Les Hazlewood edited this page Jul 8, 2018 · 1 revision

We make every effort to ensure our releases strictly adhere to the Semantic Versioning Specification without exception.

To help facilitate this, our git branching philosophy is as follows.

Master

The master branch always reflects the next minor release baseline. It contains all merged PRs and changes awaiting the next Maj.min.0 release.

For example, the maven pom.xml version will always look like 0.10.0-SNAPSHOT, 0.11.0-SNAPSHOT, 1.0.0-SNAPSHOT, etc).

Patches

If a bugfix or patch release is warranted for any Maj.min.0 release, a branch is created from the Maj.min.0 release tag with a Maj.min.x naming scheme (suffix is the actual string literal .x)

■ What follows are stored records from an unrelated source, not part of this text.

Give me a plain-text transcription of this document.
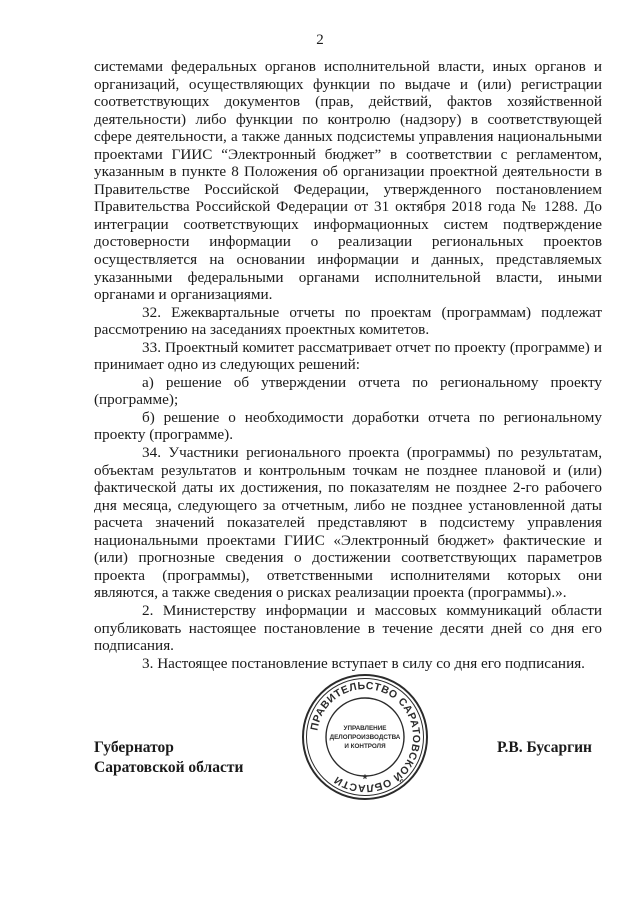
2

системами федеральных органов исполнительной власти, иных органов и организаций, осуществляющих функции по выдаче и (или) регистрации соответствующих документов (прав, действий, фактов хозяйственной деятельности) либо функции по контролю (надзору) в соответствующей сфере деятельности, а также данных подсистемы управления национальными проектами ГИИС “Электронный бюджет” в соответствии с регламентом, указанным в пункте 8 Положения об организации проектной деятельности в Правительстве Российской Федерации, утвержденного постановлением Правительства Российской Федерации от 31 октября 2018 года № 1288. До интеграции соответствующих информационных систем подтверждение достоверности информации о реализации региональных проектов осуществляется на основании информации и данных, представляемых указанными федеральными органами исполнительной власти, иными органами и организациями.

32. Ежеквартальные отчеты по проектам (программам) подлежат рассмотрению на заседаниях проектных комитетов.

33. Проектный комитет рассматривает отчет по проекту (программе) и принимает одно из следующих решений:

а) решение об утверждении отчета по региональному проекту (программе);

б) решение о необходимости доработки отчета по региональному проекту (программе).

34. Участники регионального проекта (программы) по результатам, объектам результатов и контрольным точкам не позднее плановой и (или) фактической даты их достижения, по показателям не позднее 2-го рабочего дня месяца, следующего за отчетным, либо не позднее установленной даты расчета значений показателей представляют в подсистему управления национальными проектами ГИИС «Электронный бюджет» фактические и (или) прогнозные сведения о достижении соответствующих параметров проекта (программы), ответственными исполнителями которых они являются, а также сведения о рисках реализации проекта (программы).».

2. Министерству информации и массовых коммуникаций области опубликовать настоящее постановление в течение десяти дней со дня его подписания.

3. Настоящее постановление вступает в силу со дня его подписания.

Губернатор
Саратовской области
Р.В. Бусаргин
ПРАВИТЕЛЬСТВО САРАТОВСКОЙ ОБЛАСТИ
УПРАВЛЕНИЕ
ДЕЛОПРОИЗВОДСТВА
И КОНТРОЛЯ
*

For example, if 0.9.0 has been released, and we need to get a patch out, we create a 0.9.x branch from the 0.9.0 release tag, and that branch reflects 0.9.1-SNAPSHOT and contains merged PRs awaiting the patch release.

When 0.9.1 is about to be released, the pending changes also get merged to master (to ensure they're always in all future Maj.min releases). Then 0.9.1 is released and then the 0.9.x branch reflects 0.9.2-SNAPSHOT in its pom.xml files.

At this point we can either keep the 0.9.x branch around if we think there might be further patch releases (0.9.2, 0.9.3, etc), or just delete it. If we delete it and a 0.9.2 release is warranted, we would re-create the 0.9.x branch from the 0.9.1 tag.

We tend to prefer to delete .x branches after a patch release to keep things clean unless we know there is an immediate need for another follow-up patch very soon.

Summary

  1. master always reflects the staged changes about to go out in the next Maj.min.0 release and should always reflect Maj.min.0-SNAPSHOT in its pom.xml.

  2. Maj.min.x branches (suffixed with the string literal '.x') always reflect staged changes about to go out in the next Maj.min.patch release and should always reflect Maj.min.patch-SNAPSHOT in its pom.xml.

  3. After cutting a Maj.min.patch release, those changes should also be merged into master (except for pom.xml changes that violate #1).